Немой набат. Книга вторая | страница 18
— Ты чего помалкиваешь?
— С ходу, с легкостью, вполноги здесь не въедешь. Я ведь кручусь-верчусь в своей среде и только сейчас, в запорошенном крае, пожалуй, впервые осознал, какие глубокие борозды оставляет в России наше время.
— Помнишь, Цветков с издевкой сказал: мы теперь как рекруты Николаевской эпохи — за все взыскивают; правда, валежник в лесу разрешили брать бесплатно, может, теперь прорыв начнется? А Крестовская — она, кстати, из крестноходцев, была моложе, дальних пеших испытаний не чуралась, — так вот, Крестовская и вовсе: в тяжелые времена живем, страшно болеть и стариться.

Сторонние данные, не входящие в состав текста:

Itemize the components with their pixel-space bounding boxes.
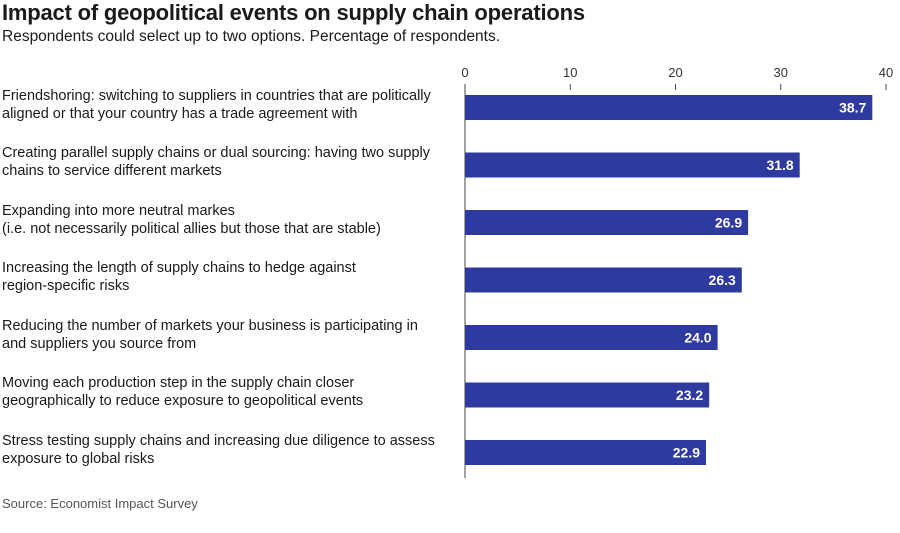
category-label-line: Friendshoring: switching to suppliers in… <box>2 87 431 104</box>
category-label: Friendshoring: switching to suppliers in… <box>2 87 452 123</box>
category-label-line: Increasing the length of supply chains t… <box>2 260 356 276</box>
category-label-line: Stress testing supply chains and increas… <box>2 432 435 449</box>
category-label-line: exposure to global risks <box>2 450 155 467</box>
chart-source: Source: Economist Impact Survey <box>2 496 198 511</box>
category-label-line: chains to service different markets <box>2 163 222 179</box>
category-label: Reducing the number of markets your busi… <box>2 317 452 353</box>
category-label-line: Reducing the number of markets your busi… <box>2 317 418 334</box>
bar-value-label: 31.8 <box>766 157 793 173</box>
category-label: Moving each production step in the suppl… <box>2 374 452 410</box>
bar <box>465 382 710 408</box>
x-tick-label: 10 <box>563 65 577 80</box>
category-label-line: (i.e. not necessarily political allies b… <box>2 220 381 237</box>
category-label-line: aligned or that your country has a trade… <box>2 105 358 122</box>
category-label-line: Expanding into more neutral markes <box>2 202 235 219</box>
category-label: Expanding into more neutral markes (i.e. … <box>2 202 452 238</box>
bar-value-label: 24.0 <box>684 330 711 346</box>
bar <box>465 210 749 235</box>
chart-subtitle: Respondents could select up to two optio… <box>2 28 501 45</box>
category-label-line: region-specific risks <box>2 278 130 294</box>
bar <box>465 152 800 178</box>
x-tick-label: 30 <box>774 65 788 80</box>
bar-value-label: 26.9 <box>715 215 742 231</box>
category-label-line: Moving each production step in the suppl… <box>2 375 355 391</box>
bar <box>465 440 707 465</box>
chart-title: Impact of geopolitical events on supply … <box>2 0 585 25</box>
category-label: Stress testing supply chains and increas… <box>2 432 452 468</box>
x-tick-label: 40 <box>879 65 893 80</box>
bar-value-label: 38.7 <box>839 100 866 116</box>
bar <box>465 325 718 350</box>
category-label: Increasing the length of supply chains t… <box>2 259 452 295</box>
bar-value-label: 23.2 <box>676 387 703 403</box>
bar <box>465 95 873 120</box>
bar-value-label: 22.9 <box>673 445 700 461</box>
category-label-line: geographically to reduce exposure to geo… <box>2 393 364 409</box>
category-label-line: Creating parallel supply chains or dual … <box>2 145 430 161</box>
x-tick-label: 0 <box>461 65 468 80</box>
bar-value-label: 26.3 <box>709 272 736 288</box>
bar <box>465 267 742 293</box>
category-label: Creating parallel supply chains or dual … <box>2 144 452 180</box>
category-label-line: and suppliers you source from <box>2 335 197 352</box>
x-tick-label: 20 <box>668 65 682 80</box>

— Тяжких времен на Руси было с избытком. Но меня беспокоит, что данный раунд, период, этап — называй как хочешь...
— Тяжелее других?
— Нет, бывало гораздо хуже. Но у всех тяжких российских времен, если обратиться к истории, различимы начало, затем полоса нагнетения, а потом то, что принято называть катарсисом, — очищение, причем с высвобождением больших человеческих энергий. И после Поворотихи меня не покидает ощущение, что время нагнетения завершается, уже к горлу подступает, вот-вот край, народ от выживания готов перейти к самовыражению, и страна двинется к катарсису, — это и тревожит. Обрати внимание: слово «стабильность» ушло из политического лексикона, в негласной моде эмоции застоя. И как грядущий катарсис, очищение от скверны преодолеть с минимальными потерями, без ожесточенных бодалок — этот главный вопрос у меня в башке кровельным гвоздем засел. Я тебе рассказывал о знакомстве с профессором из Курчатника. Думаю, надо к нему съездить, рассказать, послушать. Он глу-у-боко глядит, мыслит нестандартно. Если договорюсь, вместе поедем.
— Это как получится. — Вера обняла свой живот. — А по катарсису все верно, у меня такое же чувство, сформулировать не могла. Депривация в нос бьет — это когда большие ожидания не оправдываются. Но теперь другие мысли не отпускают: в неудобное время придется и рожать, и растить. Выдюжим, Витюша?
— Вдвоем нам ничего не страшно.
3
На сей раз звонок из «Дома свиданий» поступил за три дня до встречи и непосредственно от Ильи Стефановича, чего раньше не случалось.
— Состав будет другой, — кратко уведомил он. — Из прежних только Борис Семенович. Мозговой штурм. — Многозначительно добавил: — Понял?
Дозорный за крамолой Хитрук и раньше иногда посещал посиделки в «Доме свиданий», но всегда молчал, лишь прислушивался и приглядывался, а скорее принюхивался, вычуивая нужных людей вроде Подлевского. Сам об этом сказал при близком знакомстве с Аркадием в ресторане «Пушкин». Но совокупность новшеств — досрочное уведомление, иной состав приглашенных, личный звонок «предводителя дворянства», да еще это строгое «Понял?» — превращала упоминание о Хитруке в некий сигнал, который без труда уловил чуткий на такие вбросы Подлевский. Хитрук становится одним из участников дискуссий, значит, публика соберется очень серьезная. Вот почему Аркадию впервые дали три дня на подготовку. Он, конечно, понимал, что вопрос о его приглашении Илья Стефанович решал с Хитруком, — интересно, кто инициатор? Но если Подлевского не отложили в сторону при смене команды, в грязь лицом ударить нельзя. От него чего-то ждут.